Of dialect, food and celebration
A: Are you a malayali?
B: No, I am not one.
A: But, you had mentioned earlier that you are from Kerala (puzzled) ?
B: Yes, I was born in Kerala, hence I am a Keralite, not a malayali though!
As simple as that.
A: So what’s your mother tongue?
B: (Now that’s quite a puzzle to crack) I do not know which one to pick, Tamil/Malayalam? I am not sure if I could coin the lingua talayalam here(conjugation of Tamil+Malayalam). Hence I give them the easy way out, have you watched the run-away hit in Tamil, Kamal Hassan starrer Michael Madhana Kama Rajan of the 1990’s? You know, Kamal Hassan who plays the role of Kameswaran in the movie speaks a certain dialect of Tamil(+Malayalam), we speak that language at home.
A: Oh yes, now I get it!
Ever been through one of these conversations before? Does this ring a bell in your minds as well? Welcome to the world of Palakkad Iyers!

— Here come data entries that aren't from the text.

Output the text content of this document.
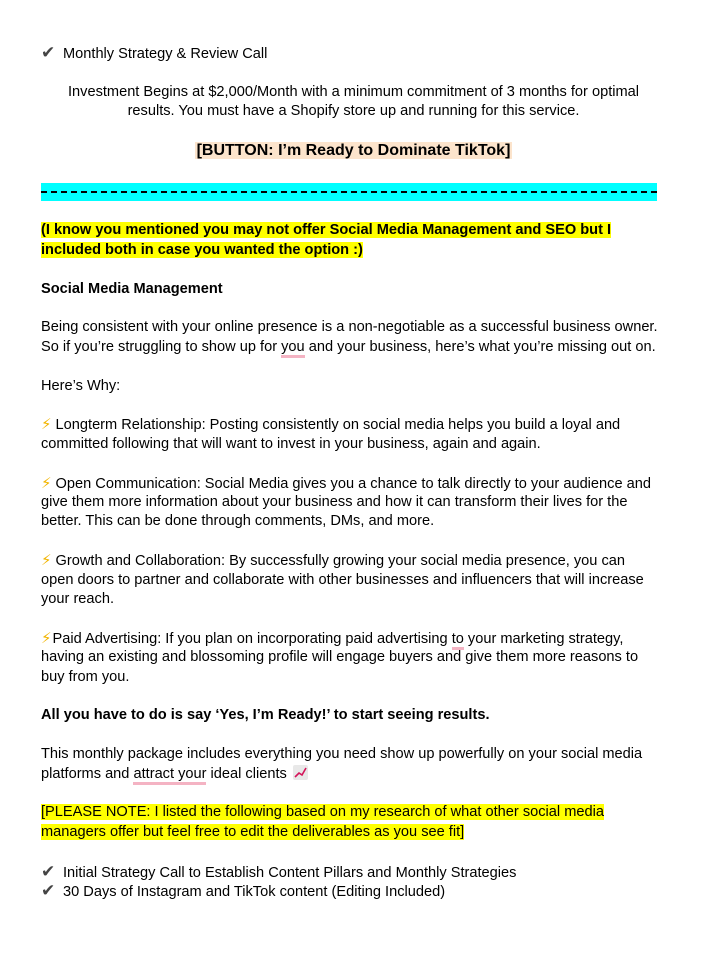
✔ Monthly Strategy & Review Call
Investment Begins at $2,000/Month with a minimum commitment of 3 months for optimal
results. You must have a Shopify store up and running for this service.
[BUTTON: I’m Ready to Dominate TikTok]
(I know you mentioned you may not offer Social Media Management and SEO but I
included both in case you wanted the option :)
Social Media Management
Being consistent with your online presence is a non-negotiable as a successful business owner.
So if you’re struggling to show up for you and your business, here’s what you’re missing out on.
Here’s Why:
⚡ Longterm Relationship: Posting consistently on social media helps you build a loyal and
committed following that will want to invest in your business, again and again.
⚡ Open Communication: Social Media gives you a chance to talk directly to your audience and
give them more information about your business and how it can transform their lives for the
better. This can be done through comments, DMs, and more.
⚡ Growth and Collaboration: By successfully growing your social media presence, you can
open doors to partner and collaborate with other businesses and influencers that will increase
your reach.
⚡Paid Advertising: If you plan on incorporating paid advertising to your marketing strategy,
having an existing and blossoming profile will engage buyers and give them more reasons to
buy from you.
All you have to do is say ‘Yes, I’m Ready!’ to start seeing results.
This monthly package includes everything you need show up powerfully on your social media
platforms and attract your ideal clients
[PLEASE NOTE: I listed the following based on my research of what other social media
managers offer but feel free to edit the deliverables as you see fit]
✔ Initial Strategy Call to Establish Content Pillars and Monthly Strategies
✔ 30 Days of Instagram and TikTok content (Editing Included)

The Palakkad Iyer Bashaai is a classic blend of tamil, malayalam and sanskrit. Movies like Michael Madhana Kama Rajan and Nala Damayanthi have done their bit in popularising this dialect. Personally, having had a mix of both regions, Madras and Kerala, I can converse both in Tamil and Malayalam, fairly ok, with Tamil having the upper hand as I have spent more number of years in Madras. If you are still a full-time resident of Kerala and have no connection with Tamil Nadu except for a few distant relatives who may be around, then the Tamil(+Malayalam) you are likely to hear would have a world of difference. It may be beyond comprehension for the native speakers of Tamil and Malayalam. Eg, When a Tamilian listens to this (new)dialect, he/she would think it’s malayalam, and vice versa. One cannot possibly determine the percentage of Tamil and Malayalam present in this Palakkad Iyer Bashai as it depends on where you have been living; am sure language, accent, and dialect is formed and developed, based on this premise.

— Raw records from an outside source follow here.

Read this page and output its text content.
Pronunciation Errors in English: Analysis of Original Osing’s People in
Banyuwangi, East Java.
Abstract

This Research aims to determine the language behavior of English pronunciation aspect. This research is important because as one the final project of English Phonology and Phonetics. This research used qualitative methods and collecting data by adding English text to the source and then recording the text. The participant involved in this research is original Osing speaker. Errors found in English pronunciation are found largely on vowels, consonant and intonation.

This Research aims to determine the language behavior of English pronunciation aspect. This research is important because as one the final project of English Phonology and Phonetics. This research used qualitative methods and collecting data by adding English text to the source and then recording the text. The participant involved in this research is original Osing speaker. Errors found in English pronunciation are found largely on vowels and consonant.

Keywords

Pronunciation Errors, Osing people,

Palakkad Iyers have gained popularity over the years through various mediums, hence it is easy to quote this name when someone asks what language you speak or where you are from. In reality, I may have no close connection to Palakkad, perhaps my ancestors did, this is the case with invariably every such family. Every family may be able to trace some remote route back to Palakkad, while their native places may be else where. I could take my case for instance, born in Kottayam(south-central district in Kerala), brought up in Madras for 14 years, and then went back to Kerala(Ernakulam district) for 6 years, currently in Madras since 2004. So where’s the Palakkad connection here? Well, there is one, but I don’t know the reason behind it, quite honestly. Our family is connected to a temple aka kaavu (in Palakkad Iyer Bashai) in Palakkad. Every family is associated with an adimai kaavu (better translated as family temple) which they worship.
The lingua franca followed is just as interesting! There are numerous terms used that only a fellow community member may be able to relate with. Most of the words are spoken with an extra “ssh” or “cha” sound in stead of the “sa” sound. Eg., the words sollu(speak), sappadu(food) , samayal(cooking), saadham(rice) in tamil become chollu, chappadu,chamayal and chaadham in the Palakkad Iyer Bashai to mention a few, and not to forget the famous“Ae Naan Palkkad Iyer aakum (Hey I am a Palkkad Iyer) !” I could go on with a lengthy list, longer than Kameswaran’s provisions list in Micheal Madhana Kama Rajan!
Food is unique too as is the case with various lingusitic communties in India. Signature dishes include, molagootal (made of dhaal, coconut, dry red chillies, cumin seeds and vegetables), molagooshiyam (made of vegetables and pepper as spice), porichakozhambu( made of tamarind, vegetables, coconut and dry red chillies), verumarishi adai (a pan dosa made of exclusive rice and coconut), et al. However , variants of exclusive Tamilian and Malayali cuisine are equally relished; so you would also find a sambar or an aviyal being part of the Palakkad Iyer kitchen.
When it comes to festivals, we have the likes of both the Tamil and Malayali festivals celebrated with equal fervour; right from Pongal, Vishu, Krishna Jayanthi, Ganesh Chathurthi, Onam, Navarathri, Deepavali to Karthigai Deepam, we have a list of celebrations, year round!
A lot of reason and uniqueness to feel proud of, the Palakkad Iyer community is thus a cultural and lingusitc mix of the two states- Tamil Nadu & Kerala.